Życie współczesnego człowieka biegnie wśród całej masy urządzeń, sprzętów, przedmiotów, obiektów i materiałów – zarówno tych niezbędnych nam do przeżycia (żywność, schronienie, ubiór, aparatura medyczna, infrastruktura transportowa i wiele innych), jak i tych niemających ważnego praktycznego zastosowania lecz wytwarzanych pod wpływem naszego atawistycznego impulsu konsumpcyjnej zachłanności. Wszystko, czym się otaczamy trzeba wyprodukować, do czego potrzebne są nie tylko odpowiednie surowce (substancje, materiały), lecz również energia i – zwykle – woda. Im intensywniejsza produkcja służąca zaspokojeniu coraz szybciej rosnących potrzeb coraz większej liczby ludności świata, tym łapczywiej musimy sięgać po niezbędne zasoby. A nie są one bynajmniej nieograniczone. Nieograniczona nie jest też żywotność i niezawodność tego, co już wyprodukujemy – zużyte fizycznie czy technologicznie (po prostu przestarzałe, niewydajne, a czasem po prostu niemodne czy takie, które już się nam „opatrzyły") produkty trzeba zastępować nowymi, ciągle też oczywiście musimy pozyskiwać nowe porcje pożywienia. Pamiętajmy też, że w większości przypadków wytwarzane dobra trzeba w coś opakować w celu transportu i przechowywania.
Jaki jest zatem nieuchronny i smutny efekt uboczny naszego rozwoju i konsumpcji? Są dwa. Po pierwsze to nienasycone zapotrzebowanie na nowe zasoby: surowce, energię (wciąż zwykle oznacza to nieodnawialne paliwa kopalne) i wodę. Po drugie: rosnące góry odpadów.
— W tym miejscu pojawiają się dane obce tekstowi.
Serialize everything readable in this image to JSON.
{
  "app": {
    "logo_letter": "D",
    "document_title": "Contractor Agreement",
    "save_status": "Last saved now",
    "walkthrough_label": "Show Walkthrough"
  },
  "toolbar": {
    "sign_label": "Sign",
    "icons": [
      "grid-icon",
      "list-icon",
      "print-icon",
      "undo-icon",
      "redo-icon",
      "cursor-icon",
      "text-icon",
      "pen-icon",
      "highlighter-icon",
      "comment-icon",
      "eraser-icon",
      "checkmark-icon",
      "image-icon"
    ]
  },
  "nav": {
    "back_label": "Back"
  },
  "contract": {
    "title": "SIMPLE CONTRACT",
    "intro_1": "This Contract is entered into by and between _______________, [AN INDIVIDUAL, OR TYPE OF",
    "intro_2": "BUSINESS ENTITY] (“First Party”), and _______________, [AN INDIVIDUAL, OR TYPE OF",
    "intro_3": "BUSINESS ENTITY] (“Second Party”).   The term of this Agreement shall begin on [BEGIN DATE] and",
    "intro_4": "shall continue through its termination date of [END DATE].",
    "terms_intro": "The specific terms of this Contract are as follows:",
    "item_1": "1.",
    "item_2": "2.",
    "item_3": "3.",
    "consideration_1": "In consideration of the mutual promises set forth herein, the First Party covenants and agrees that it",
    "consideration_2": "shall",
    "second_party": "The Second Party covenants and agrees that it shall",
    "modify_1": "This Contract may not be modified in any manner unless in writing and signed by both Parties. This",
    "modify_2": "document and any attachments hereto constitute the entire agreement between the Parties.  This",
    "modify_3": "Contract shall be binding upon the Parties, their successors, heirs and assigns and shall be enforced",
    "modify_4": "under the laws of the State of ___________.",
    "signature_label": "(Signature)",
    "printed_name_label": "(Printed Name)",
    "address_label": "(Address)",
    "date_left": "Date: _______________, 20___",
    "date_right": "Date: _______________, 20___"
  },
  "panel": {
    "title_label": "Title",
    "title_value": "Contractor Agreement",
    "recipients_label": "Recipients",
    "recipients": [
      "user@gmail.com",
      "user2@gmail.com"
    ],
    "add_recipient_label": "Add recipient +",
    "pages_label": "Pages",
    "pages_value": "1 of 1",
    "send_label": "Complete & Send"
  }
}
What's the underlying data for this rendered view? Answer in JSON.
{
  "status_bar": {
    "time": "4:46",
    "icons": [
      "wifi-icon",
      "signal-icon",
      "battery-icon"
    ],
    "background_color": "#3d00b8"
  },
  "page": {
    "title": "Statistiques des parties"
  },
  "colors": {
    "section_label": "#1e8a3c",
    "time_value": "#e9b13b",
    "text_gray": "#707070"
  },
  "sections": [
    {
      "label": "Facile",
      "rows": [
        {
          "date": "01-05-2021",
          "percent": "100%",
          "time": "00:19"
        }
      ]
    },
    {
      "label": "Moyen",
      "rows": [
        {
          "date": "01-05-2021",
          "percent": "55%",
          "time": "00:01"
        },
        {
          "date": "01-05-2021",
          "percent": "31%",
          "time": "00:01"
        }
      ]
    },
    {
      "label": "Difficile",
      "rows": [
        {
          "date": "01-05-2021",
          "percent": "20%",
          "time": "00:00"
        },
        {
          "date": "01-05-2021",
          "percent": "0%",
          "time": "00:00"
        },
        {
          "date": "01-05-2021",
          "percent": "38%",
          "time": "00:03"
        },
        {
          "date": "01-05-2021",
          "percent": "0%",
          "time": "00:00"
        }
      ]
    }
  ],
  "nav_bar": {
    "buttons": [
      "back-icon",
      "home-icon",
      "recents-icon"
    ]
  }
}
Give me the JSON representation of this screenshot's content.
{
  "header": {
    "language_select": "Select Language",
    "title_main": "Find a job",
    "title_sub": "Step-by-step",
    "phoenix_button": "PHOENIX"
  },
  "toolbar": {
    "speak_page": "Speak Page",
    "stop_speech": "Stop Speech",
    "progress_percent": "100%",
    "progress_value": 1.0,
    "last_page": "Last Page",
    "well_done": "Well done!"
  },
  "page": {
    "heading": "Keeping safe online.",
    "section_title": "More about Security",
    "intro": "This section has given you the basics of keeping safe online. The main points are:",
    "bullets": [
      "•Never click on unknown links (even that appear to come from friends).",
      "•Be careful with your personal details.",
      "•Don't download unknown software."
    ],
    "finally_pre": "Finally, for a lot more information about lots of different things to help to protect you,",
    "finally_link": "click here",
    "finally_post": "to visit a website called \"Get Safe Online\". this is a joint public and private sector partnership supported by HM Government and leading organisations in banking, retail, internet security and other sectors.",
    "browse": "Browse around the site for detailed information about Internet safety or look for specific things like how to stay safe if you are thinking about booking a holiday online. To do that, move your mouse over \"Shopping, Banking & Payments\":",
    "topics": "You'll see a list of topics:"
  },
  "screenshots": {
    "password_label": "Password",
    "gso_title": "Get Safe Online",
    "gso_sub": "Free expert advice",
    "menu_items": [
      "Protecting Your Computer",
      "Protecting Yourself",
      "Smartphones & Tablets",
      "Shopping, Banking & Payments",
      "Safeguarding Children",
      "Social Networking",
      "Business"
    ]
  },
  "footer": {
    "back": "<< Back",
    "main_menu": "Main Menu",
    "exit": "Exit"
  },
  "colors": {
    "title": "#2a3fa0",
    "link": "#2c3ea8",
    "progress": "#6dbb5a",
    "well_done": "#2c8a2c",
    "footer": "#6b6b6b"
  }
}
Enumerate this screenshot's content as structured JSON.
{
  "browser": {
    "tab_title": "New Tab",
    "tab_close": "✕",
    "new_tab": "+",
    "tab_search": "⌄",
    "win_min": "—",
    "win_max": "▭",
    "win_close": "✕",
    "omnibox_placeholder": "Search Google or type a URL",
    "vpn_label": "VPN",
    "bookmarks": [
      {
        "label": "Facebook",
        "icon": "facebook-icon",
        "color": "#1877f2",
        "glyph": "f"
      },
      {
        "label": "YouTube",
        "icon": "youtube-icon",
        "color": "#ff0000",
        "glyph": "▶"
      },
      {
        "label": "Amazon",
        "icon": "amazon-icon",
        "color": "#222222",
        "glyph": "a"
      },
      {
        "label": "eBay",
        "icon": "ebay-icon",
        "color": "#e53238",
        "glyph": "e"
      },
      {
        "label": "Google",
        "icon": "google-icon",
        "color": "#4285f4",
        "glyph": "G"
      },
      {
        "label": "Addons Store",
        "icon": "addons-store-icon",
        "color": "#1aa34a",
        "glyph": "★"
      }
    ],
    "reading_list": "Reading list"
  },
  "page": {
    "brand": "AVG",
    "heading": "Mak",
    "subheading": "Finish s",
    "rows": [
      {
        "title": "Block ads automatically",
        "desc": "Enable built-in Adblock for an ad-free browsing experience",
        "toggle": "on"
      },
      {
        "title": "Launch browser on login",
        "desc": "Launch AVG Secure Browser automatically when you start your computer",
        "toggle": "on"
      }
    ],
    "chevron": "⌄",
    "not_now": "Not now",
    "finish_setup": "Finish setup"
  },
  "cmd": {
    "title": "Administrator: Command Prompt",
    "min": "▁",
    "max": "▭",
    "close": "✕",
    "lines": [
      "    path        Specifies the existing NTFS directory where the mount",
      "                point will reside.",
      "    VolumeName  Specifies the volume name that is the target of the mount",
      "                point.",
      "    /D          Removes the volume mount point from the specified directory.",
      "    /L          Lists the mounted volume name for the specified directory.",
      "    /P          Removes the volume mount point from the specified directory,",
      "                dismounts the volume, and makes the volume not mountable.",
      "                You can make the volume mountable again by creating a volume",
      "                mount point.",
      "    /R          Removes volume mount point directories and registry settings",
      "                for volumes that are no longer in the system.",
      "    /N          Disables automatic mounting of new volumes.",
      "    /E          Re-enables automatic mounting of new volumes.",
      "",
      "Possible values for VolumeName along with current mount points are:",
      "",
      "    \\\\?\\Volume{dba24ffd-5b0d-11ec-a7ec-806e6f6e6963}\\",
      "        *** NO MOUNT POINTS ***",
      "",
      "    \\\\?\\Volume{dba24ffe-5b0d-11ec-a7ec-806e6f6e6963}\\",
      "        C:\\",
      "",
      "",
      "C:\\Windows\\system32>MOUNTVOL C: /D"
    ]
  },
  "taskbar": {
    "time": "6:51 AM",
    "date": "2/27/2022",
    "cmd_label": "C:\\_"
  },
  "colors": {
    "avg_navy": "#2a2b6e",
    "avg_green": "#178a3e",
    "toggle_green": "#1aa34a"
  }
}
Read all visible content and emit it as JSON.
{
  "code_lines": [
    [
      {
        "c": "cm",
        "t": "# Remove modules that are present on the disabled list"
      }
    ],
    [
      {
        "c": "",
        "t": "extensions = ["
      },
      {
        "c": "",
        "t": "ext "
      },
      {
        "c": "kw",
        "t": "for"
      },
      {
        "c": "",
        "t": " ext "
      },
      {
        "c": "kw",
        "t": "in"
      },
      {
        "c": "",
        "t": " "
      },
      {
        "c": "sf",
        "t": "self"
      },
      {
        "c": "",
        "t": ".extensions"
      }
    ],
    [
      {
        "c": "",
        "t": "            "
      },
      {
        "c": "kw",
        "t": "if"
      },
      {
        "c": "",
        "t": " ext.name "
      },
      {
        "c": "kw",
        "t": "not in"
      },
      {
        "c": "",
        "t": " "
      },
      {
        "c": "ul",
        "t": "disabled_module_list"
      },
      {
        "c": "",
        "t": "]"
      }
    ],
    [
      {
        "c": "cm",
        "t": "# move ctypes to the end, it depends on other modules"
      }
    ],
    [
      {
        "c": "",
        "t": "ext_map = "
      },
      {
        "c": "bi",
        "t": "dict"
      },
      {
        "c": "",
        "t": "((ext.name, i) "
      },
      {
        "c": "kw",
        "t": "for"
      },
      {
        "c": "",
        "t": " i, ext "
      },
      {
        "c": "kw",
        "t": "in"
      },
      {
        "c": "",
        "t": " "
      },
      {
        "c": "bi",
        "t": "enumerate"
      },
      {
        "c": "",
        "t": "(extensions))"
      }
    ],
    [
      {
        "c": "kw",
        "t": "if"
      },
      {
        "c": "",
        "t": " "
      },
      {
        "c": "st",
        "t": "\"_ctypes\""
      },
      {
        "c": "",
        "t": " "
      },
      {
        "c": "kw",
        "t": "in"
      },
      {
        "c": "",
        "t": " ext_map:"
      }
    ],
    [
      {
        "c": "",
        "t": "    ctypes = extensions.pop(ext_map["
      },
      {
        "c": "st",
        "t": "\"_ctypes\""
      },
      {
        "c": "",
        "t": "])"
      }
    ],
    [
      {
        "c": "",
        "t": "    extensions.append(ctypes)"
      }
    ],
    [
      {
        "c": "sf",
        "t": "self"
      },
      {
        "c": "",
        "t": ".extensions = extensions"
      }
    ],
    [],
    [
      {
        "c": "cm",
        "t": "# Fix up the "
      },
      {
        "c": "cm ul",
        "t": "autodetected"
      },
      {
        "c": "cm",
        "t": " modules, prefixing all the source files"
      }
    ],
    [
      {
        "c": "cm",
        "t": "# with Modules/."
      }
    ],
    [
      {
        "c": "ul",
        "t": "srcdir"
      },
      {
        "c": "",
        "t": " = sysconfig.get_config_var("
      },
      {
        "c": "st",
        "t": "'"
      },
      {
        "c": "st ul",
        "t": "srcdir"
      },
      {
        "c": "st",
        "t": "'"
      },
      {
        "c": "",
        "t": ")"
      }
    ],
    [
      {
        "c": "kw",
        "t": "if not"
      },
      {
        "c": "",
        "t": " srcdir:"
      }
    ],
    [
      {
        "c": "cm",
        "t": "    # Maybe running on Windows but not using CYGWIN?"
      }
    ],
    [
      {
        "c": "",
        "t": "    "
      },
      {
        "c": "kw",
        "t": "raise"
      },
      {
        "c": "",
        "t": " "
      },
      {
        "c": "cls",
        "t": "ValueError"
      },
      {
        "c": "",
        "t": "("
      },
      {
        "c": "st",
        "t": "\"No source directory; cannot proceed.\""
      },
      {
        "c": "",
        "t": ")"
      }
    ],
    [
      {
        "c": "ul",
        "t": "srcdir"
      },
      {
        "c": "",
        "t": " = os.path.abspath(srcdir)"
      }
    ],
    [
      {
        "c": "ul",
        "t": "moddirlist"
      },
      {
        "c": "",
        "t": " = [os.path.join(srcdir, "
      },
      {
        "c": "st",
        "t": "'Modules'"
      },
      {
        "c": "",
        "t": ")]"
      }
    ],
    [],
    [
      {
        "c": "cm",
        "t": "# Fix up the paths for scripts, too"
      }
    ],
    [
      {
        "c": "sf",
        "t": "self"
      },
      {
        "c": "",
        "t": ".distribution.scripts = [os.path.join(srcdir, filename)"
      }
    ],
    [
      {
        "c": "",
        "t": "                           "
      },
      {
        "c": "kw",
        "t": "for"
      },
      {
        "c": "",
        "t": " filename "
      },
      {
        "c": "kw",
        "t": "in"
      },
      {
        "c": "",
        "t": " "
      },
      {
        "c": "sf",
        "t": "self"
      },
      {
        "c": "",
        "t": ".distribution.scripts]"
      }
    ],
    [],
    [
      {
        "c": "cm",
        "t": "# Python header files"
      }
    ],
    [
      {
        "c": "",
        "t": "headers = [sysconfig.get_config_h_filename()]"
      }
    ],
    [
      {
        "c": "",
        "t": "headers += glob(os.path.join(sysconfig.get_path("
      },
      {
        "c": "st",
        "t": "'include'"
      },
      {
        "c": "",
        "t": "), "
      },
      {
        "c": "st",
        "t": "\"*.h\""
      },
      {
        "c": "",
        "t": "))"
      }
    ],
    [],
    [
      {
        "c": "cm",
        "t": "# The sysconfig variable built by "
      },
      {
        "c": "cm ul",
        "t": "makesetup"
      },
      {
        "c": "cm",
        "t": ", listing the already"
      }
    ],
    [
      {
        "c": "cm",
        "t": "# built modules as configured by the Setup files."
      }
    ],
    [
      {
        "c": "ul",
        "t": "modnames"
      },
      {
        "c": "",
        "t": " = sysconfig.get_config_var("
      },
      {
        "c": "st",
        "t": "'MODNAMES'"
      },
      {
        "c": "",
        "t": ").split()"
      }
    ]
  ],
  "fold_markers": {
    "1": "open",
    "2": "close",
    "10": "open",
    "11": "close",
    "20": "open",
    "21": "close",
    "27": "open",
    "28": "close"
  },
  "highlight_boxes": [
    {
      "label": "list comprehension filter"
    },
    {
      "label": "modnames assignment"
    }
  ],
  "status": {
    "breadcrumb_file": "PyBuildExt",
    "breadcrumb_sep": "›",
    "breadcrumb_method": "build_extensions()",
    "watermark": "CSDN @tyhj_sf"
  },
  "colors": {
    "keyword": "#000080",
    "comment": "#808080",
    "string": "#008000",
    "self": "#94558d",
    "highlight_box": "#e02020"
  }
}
Można je zgrubnie i w pewnym uproszczeniu podzielić na trzy główne grupy:
- odpady komunalne – czyli popularne „śmieci" generowane w gospodarstwach domowych. Znaczna ich część to zużyte opakowania, ale do śmieci trafiają też przecież (niestety) resztki jedzenia, stare meble, ubrania czy zabawki, opony, zużyty sprzęt elektryczny i elektroniczny (tzw. elektrośmieci), środki czystości i wiele, wiele innych. Do odpadów możemy też zaliczyć nieczystości płynne (brudna woda, ścieki);
- odpady przemysłowe – wynikające z przemysłowych procesów technologicznych wytwarzania czy przetwarzania;
- odpady „specjalne" – np. medyczne (przeterminowane leki, odpady szpitalne itp.) czy chemiczne (farby, rozpuszczalniki, oleje i smary, chemia budowlana, chemia rolnicza i inne).
Wzrost liczby ludności świata i wzrost konsumpcji powoduje, że odpady stają się coraz poważniejszym problemem w ochronie środowiska i coraz bardziej zagrażają nam samym. Każdy statystyczny Polak wytwarza rocznie ponad 300 kilogramów śmieci. Nic dziwnego, że wysypiska zajmują coraz więcej przestrzeni. Wiele przedmiotów i materiałów bardzo trudno się też rozkłada (butelka PET kilkaset lat, aluminiowa puszka długie dziesiątki lat, szkło nawet setki tysięcy lat). Inne zawierają całą gamę szkodliwych substancji zatruwających środowisko i stanowiących – bezpośrednio lub pośrednio – poważne zagrożenie dla zdrowia ludzi. Niesione prądem góry śmieci tworzą całe toksyczne wyspy na przestworach oceanów, zakopywane czy zatapiane w morskich głębinach odpady niebezpieczne to tykająca bomba ekologiczna. Przykłady można mnożyć.